Dari jumlah tersebut, kemudian para tersangka mendapat jatah lebih dari Rp3 miliar.
"Keuntungan pribadi yang didapatkan BW, AY, GUP dan TS sejumlah sekitar Rp3,5 miliar," ujar Asep.
Kemudian, Asep menjelaskan peran tersangka baru yang ditahan. Menurutnya, AY dan BW merupakan orang kepercayaan Bupati non-aktif Mimika Eltinus Omaleng (EO) yang mendapat tugas mencari kontraktor yang tidak memiliki kualifikasi pembangunan Gereja Kingmi Mile 32 dan juga menerima sejumlah uang atas jasanya tersebut.
Untuk peran GUP sebagai konsultan perencana dan konsultan pengawas pembangunan gereja tersebut, namun tidak melakukan tugasnya.
"(GUP) tidak mengawasi pelaksanaan pekerjaan yang berakibat progres pekerjaan menjadi lambat sehingga volume pekerjaan serta mutu hasil pekerjaan tidak sesuai kontrak," ujar Asep.
Sedangkan TS sebagai ketua panitia pelelangan pekerjaan jasa konsultan perencanaan berperan untuk mengondisikan berbagai dokumen lelang sehingga memenangkan perusahaan tertentu sebagaimana permintaan EO.

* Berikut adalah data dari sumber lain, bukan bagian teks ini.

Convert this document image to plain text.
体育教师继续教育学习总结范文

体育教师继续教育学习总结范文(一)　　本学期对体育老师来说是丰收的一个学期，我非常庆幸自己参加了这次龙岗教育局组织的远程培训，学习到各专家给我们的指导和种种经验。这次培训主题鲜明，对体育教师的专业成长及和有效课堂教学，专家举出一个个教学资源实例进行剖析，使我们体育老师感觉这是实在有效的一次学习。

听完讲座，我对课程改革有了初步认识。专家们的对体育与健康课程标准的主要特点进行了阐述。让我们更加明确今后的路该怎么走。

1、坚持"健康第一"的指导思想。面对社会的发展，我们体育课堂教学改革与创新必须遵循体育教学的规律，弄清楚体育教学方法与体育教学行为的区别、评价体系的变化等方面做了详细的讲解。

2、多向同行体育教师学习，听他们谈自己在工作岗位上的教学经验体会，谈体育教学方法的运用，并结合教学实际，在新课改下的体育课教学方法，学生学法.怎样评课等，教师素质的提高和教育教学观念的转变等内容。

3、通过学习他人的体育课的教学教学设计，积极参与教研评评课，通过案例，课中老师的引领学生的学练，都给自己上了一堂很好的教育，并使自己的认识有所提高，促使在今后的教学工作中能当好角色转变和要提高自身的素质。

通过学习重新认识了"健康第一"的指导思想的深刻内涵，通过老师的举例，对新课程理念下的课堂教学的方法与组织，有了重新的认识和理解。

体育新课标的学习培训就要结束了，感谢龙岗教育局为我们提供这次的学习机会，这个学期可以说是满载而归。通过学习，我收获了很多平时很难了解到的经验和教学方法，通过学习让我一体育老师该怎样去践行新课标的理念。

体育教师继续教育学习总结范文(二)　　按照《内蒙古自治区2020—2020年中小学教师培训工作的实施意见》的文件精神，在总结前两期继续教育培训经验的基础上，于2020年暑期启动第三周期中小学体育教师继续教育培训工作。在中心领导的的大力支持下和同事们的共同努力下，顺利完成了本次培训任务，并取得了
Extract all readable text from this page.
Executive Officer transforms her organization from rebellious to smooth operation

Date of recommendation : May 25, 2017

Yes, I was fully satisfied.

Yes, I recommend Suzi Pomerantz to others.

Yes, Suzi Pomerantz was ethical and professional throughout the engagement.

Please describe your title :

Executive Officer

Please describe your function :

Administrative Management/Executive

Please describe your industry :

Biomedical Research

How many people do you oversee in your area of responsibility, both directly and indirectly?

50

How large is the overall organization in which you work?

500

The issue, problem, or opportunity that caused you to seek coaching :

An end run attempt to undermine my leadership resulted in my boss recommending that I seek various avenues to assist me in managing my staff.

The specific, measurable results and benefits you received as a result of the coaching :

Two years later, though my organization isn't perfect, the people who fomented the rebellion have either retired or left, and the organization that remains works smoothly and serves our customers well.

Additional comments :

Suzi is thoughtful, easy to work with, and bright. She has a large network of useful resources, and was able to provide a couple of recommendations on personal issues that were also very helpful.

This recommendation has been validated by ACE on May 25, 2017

Atas perbuatan mereka, para tersangka disangkakan melanggar Pasal 2 ayat (1) atau Pasal 3 Undang-undang Nomor 31 tahun 1999 sebagaimana telah diubah dengan Undang-Undang Nomor 20 Tahun 2001 tentang Perubahan Atas Undang-Undang Nomor 31 Tahun 1999 tentang Pemberantasan Tindak Pidana Korupsi Jo Pasal 55 ayat (1) ke-1 KUH Pidana.